Closed-ended retail funds

Closed-ended retail funds are subject to the same transfer and assignment restrictions as open-ended retail funds (see above, Open-ended retail funds).

Reporting requirements

12. What are the general periodic reporting requirements for retail funds?

Open-ended retail funds

Investors. The responsible entity for an unlisted retail fund must provide investors with the following:

  • Periodic statement. This must be provided for each reporting period (not exceeding a year) within six months after the end of the reporting period to which it relates. The periodic statement contains information that the responsible entity reasonably believes a member of the fund needs in order to understand their investment, including:

    • the opening and closing balances; and

    • details of transactions during the reporting period.

  • Annual financial report and directors' report. The following must be provided for each financial year:

    • a financial report, directors' report and auditor's report; or

    • a concise report setting out a concise financial report, directors' report, statement by the auditor and an offer to provide the full report.

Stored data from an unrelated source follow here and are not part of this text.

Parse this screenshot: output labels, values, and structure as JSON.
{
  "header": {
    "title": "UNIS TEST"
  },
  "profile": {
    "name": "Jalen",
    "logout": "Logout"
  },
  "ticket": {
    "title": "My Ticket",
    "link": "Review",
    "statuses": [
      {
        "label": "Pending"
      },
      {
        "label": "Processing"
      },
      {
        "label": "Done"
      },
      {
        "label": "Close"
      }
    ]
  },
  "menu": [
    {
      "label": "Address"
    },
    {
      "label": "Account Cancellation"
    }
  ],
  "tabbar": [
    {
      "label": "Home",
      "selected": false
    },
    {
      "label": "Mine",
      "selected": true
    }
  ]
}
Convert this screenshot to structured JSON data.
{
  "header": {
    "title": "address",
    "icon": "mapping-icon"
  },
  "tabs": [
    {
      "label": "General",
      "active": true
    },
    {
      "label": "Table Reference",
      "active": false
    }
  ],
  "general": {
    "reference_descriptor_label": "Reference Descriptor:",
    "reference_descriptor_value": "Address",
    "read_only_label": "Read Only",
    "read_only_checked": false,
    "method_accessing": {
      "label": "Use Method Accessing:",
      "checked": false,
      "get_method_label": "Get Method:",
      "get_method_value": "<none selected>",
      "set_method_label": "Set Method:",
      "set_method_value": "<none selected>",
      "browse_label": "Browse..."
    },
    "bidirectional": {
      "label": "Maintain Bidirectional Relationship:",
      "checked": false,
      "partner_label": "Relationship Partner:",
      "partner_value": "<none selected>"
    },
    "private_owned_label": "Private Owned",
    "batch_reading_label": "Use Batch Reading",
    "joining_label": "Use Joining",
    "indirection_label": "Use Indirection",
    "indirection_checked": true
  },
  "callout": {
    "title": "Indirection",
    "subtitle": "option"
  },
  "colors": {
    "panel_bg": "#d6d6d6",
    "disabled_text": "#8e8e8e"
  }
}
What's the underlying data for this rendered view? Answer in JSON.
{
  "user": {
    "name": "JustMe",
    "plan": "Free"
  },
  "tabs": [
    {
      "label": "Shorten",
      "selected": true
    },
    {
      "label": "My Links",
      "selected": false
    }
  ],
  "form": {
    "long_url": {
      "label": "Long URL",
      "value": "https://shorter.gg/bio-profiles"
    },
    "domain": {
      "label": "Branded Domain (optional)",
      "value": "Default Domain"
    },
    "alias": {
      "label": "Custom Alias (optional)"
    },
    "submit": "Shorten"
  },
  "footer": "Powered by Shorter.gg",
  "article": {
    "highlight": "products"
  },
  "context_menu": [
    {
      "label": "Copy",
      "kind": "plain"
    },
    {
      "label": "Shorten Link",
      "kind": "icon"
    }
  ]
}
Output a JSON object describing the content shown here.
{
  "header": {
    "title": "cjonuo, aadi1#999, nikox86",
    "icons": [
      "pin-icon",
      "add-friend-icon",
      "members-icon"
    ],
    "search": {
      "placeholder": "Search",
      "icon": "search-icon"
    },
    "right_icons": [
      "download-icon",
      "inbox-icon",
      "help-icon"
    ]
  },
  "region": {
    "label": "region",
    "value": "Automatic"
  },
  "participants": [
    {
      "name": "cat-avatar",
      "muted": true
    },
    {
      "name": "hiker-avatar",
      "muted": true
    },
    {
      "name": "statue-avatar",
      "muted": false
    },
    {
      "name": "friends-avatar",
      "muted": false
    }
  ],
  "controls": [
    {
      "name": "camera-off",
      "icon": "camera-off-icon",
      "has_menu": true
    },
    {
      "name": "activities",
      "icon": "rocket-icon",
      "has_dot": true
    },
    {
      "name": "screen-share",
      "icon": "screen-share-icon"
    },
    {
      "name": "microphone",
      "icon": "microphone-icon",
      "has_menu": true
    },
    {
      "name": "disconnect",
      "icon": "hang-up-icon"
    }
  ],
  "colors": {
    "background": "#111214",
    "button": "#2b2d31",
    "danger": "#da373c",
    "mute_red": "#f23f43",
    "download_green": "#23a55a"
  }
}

  • Material changes and significant events. The responsible entity must, at any time, notify members of material changes and significant events in relation to the fund, including material changes and significant events that would have been required to be specified in the product disclosure statement (PDS). If the material change involves an increase in fees then at least 30 days' notice must be provided to members before the increase takes effect.

  • Continuous disclosure requirements. If a retail fund has 100 or more members, it must comply with continuous disclosure obligations (including an obligation to lodge a document with the Australian Securities and Investments Commission (ASIC) (or disclose on its website) containing information that a reasonable person would expect, if it were generally available, to have a material effect on the price or value of the interests in the fund (and was not included in the PDS)).

  • Confirming transactions. The responsible entity must provide members with confirmation of transactions in relation to their interests in the fund, including:

    • when they acquire the interest in the fund; and

    • when they dispose of all or part of their interests in the fund.

In addition, the responsible entity of a fund that is listed on the Australian Securities Exchange (ASX) must comply with the continuous and periodic disclosure requirements under the ASX Listing Rules.

Regulators. The responsible entity must lodge certain documents and reports with ASIC. These include:

  • Breach reports. The responsible entity must report any breaches of the Corporations Act that relate to the fund and have had, or are likely to have, a materially adverse effect on the interests of members. Further, if the responsible entity breaches, or is likely to breach key licensing obligations where the breach or likely breach is significant, it must report to ASIC within ten business days after becoming aware of the breach or likely breach.

  • Notification. The Corporations Act imposes a range of notification requirements, such as the obligation to notify ASIC when a PDS is in use or when a new authorised representative is appointed.

  • Lodgement. The responsible entity must lodge key documents with ASIC, both when the fund is registered and on an on-going basis, for example in the event of the fund amending the constitution or compliance plan.

  • Direction. ASIC may direct any AFS licensee (which would include the responsible entity of a registered managed investment scheme) to provide information.

The responsible entity also has reporting obligations under the AML/CTF Act, regulations and the AML/CTF Rules (AML/CTF Laws), which include providing AUSTRAC with:

  • An annual AML/CTF compliance report relating to the responsible entity's compliance with the AML/CTF Laws during the reporting period.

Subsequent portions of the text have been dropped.